Opinião

Carta Aberta ao Presidente da República – Pedir ajuda ao Oriente

Carta Aberta ao Presidente da República – Pedir ajuda ao Oriente

Altamiro Costa Pereira

Diretor da Faculdade de Medicina da Universidade do Porto

O Diretor da Faculdade de Medicina da Universidade do Porto faz, em artigo de opinião, um apelo a Marcelo Rebelo de Sousa

Excelentíssimo Senhor

Presidente da República Portuguesa

Doutor Marcelo Rebelo de Sousa,

Antes de mais, quero felicitá-lo por ter decretado o Estado de Emergência em Portugal e pelo discurso que no seu seguimento fez ao País. Na verdade, são terríveis e impiedosos os tempos que vivemos. E eles não se compadecem com tibiezas nem hesitações.

Por isso a sua palavra e ação são importantes. Pessoalmente, fiquei também muito agradado pela quase unanimidade na resposta a esta sua interpelação por parte da Assembleia da República e do Governo. Mas agora, no curtíssimo intervalo de tempo que ainda nos resta (e que a cada hora se encurta) é necessário tomarem-se mais e mais medidas, de natureza sanitária e política!

Assim, apelo-lhe, como português e cidadão europeu, para que exerça a sua enorme influência simbólica e diplomática, junto de países ou regiões que têm partilhado com Portugal relações históricas, comerciais e de entreajuda, há já mais de 500 anos, para que nos auxiliem agora, neste momento de enorme necessidade. Obviamente, estou a falar do Japão e da República Popular da China, com especial destaque para a Região Administrativa Especial de Macau. Na verdade, fruto de terem tido que lidar com a epidemia de SARS no início deste milénio e agora com a de Covid-19, a China e suas Regiões Administrativas Especiais estão preparadas como nenhum outro país – com as possíveis exceções do Japão e da Coreia do Sul – para nos ajudar neste combate que, tendo chegado agora de forma avassaladora até nós, não irá tão cedo deixar-nos dormir descansados!

Essa ajuda não deverá ser apenas de natureza material, com os seus equipamentos de proteção, de diagnóstico e de tratamento (por exemplo, máscaras, medicamentos e ventiladores) de que já temos e teremos cada vez mais falta no nosso SNS, à medida que a situação vá piorando, mas também e, talvez sobretudo, deverá ser através da partilha de conhecimento epidemiológico e de saúde pública! Na verdade, é já mais do que tempo de termos especialistas estrangeiros a ajudar-nos. Sobretudo em Lisboa e junto do Governo – e, se tal não for possível, pelo menos com o auxílio de videoconferências – orientando os conselheiros, os assessores e, ideal e diretamente, os mais responsáveis pela condução deste combate, o Senhor Presidente, o Primeiro Ministro, a Ministra da Saúde e a Diretora da DGS. Já para não falar no conselho especializado aos membros do Conselho Nacional de Saúde ou ao menos evidente Conselho Nacional de Saúde Pública!
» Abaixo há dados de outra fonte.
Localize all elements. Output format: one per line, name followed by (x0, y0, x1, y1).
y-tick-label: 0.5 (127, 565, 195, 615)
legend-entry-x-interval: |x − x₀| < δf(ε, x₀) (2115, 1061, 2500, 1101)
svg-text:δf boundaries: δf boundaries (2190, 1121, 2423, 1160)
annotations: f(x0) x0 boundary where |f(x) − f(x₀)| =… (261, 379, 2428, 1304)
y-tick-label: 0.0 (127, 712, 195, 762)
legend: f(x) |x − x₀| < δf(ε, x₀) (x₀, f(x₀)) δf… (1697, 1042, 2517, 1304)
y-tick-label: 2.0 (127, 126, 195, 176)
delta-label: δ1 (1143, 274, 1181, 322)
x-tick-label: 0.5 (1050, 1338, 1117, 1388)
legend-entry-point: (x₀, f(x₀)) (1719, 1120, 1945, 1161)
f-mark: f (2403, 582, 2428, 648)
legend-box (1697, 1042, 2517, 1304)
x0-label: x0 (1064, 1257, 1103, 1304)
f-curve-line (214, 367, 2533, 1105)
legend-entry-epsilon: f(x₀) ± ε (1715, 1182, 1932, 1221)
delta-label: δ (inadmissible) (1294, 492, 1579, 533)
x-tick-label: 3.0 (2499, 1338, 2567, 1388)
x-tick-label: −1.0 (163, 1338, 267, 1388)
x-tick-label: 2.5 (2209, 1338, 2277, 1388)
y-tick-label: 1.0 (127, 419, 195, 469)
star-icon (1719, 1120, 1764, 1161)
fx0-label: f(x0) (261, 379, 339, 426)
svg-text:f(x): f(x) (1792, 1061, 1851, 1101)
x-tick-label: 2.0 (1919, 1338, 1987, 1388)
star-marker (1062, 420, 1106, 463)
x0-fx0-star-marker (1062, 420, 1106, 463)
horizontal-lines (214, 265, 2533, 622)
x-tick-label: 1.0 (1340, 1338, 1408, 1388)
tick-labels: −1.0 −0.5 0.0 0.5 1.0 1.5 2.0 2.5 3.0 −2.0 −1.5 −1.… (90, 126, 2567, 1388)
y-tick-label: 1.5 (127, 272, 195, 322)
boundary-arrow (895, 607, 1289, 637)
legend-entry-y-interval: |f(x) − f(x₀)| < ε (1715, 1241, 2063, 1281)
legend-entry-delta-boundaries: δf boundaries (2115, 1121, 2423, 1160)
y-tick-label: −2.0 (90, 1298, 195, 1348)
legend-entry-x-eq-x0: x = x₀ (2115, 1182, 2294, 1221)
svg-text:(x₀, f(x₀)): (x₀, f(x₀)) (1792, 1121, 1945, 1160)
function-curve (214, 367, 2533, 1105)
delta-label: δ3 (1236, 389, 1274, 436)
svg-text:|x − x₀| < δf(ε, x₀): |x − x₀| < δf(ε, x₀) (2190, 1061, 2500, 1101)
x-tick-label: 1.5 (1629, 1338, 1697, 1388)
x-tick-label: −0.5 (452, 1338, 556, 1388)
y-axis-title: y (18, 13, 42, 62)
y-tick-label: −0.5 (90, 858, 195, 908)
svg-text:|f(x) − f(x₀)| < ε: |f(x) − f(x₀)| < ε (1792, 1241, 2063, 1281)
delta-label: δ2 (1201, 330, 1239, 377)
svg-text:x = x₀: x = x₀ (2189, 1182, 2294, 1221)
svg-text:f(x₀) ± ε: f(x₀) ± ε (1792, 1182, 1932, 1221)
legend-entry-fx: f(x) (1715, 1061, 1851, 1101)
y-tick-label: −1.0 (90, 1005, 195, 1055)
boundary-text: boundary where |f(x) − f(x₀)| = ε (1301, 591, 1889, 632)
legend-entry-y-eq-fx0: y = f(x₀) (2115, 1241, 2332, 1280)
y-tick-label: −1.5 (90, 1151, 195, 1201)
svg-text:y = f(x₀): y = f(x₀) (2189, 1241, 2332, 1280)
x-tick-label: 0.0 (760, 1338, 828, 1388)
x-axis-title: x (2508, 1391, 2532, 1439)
Senhor Presidente, tenho os meus estudantes sem aulas desde há mais de uma semana, mas os nossos docentes estão a fazer o possível e a dar o seu melhor – tal como muitos outros professores por todo o País – para tentar mitigar esta situação, dando aulas à distância. Mas, muito pior, tenho também inúmeros colegas e amigos a baterem-se, há muito mais tempo, nas urgências, nas enfermarias e nos cuidados intensivos do Centro Hospitalar Universitário de S. João, empenhados em rastrear e tratar doentes com Covid-19, a acrescer aos seus doentes habituais. E, neste momento, a baterem-se já quase como muito antes o tinham feito os seus avós ou bisavós, nas trincheiras da Primeira Guerra, em La Lys. E, se tivermos em consideração o que faltará percorrer para atingirmos o pico da epidemia, estamos ainda no início da sua progressão, em Portugal.

Ou seja, Senhor Presidente, num tempo de verdade e de emergência absolutas, é hora de não termos medo de confessar as nossas próprias limitações, como País, como políticos ou mesmo como especialistas e, reconhecendo-o, é tempo de pedirmos ajuda a quem melhor estiver em condições de nos ajudar!

E, sobretudo, não esquecendo que o retardar ou o adiar, apenas por um dia ou umas horas, de uma decisão correta de isolamento mais restrito da população ou de rastreio mais intensivo de casos na população poderá impedir a prevenção da morte de um número muito considerável de portugueses. Ademais, quando o atual número de mortes em Portugal, tal como acontecerá em todos os outros países, estará subestimado, por eventual não reconhecimento do diagnóstico de Covid--19, aquando do registo do óbito dos nossos doentes, e ainda pelo excesso de mortes, em doentes não infetados por Covid-19, por sobrecarga do SNS.

Com os melhores cumprimentos pessoais e institucionais.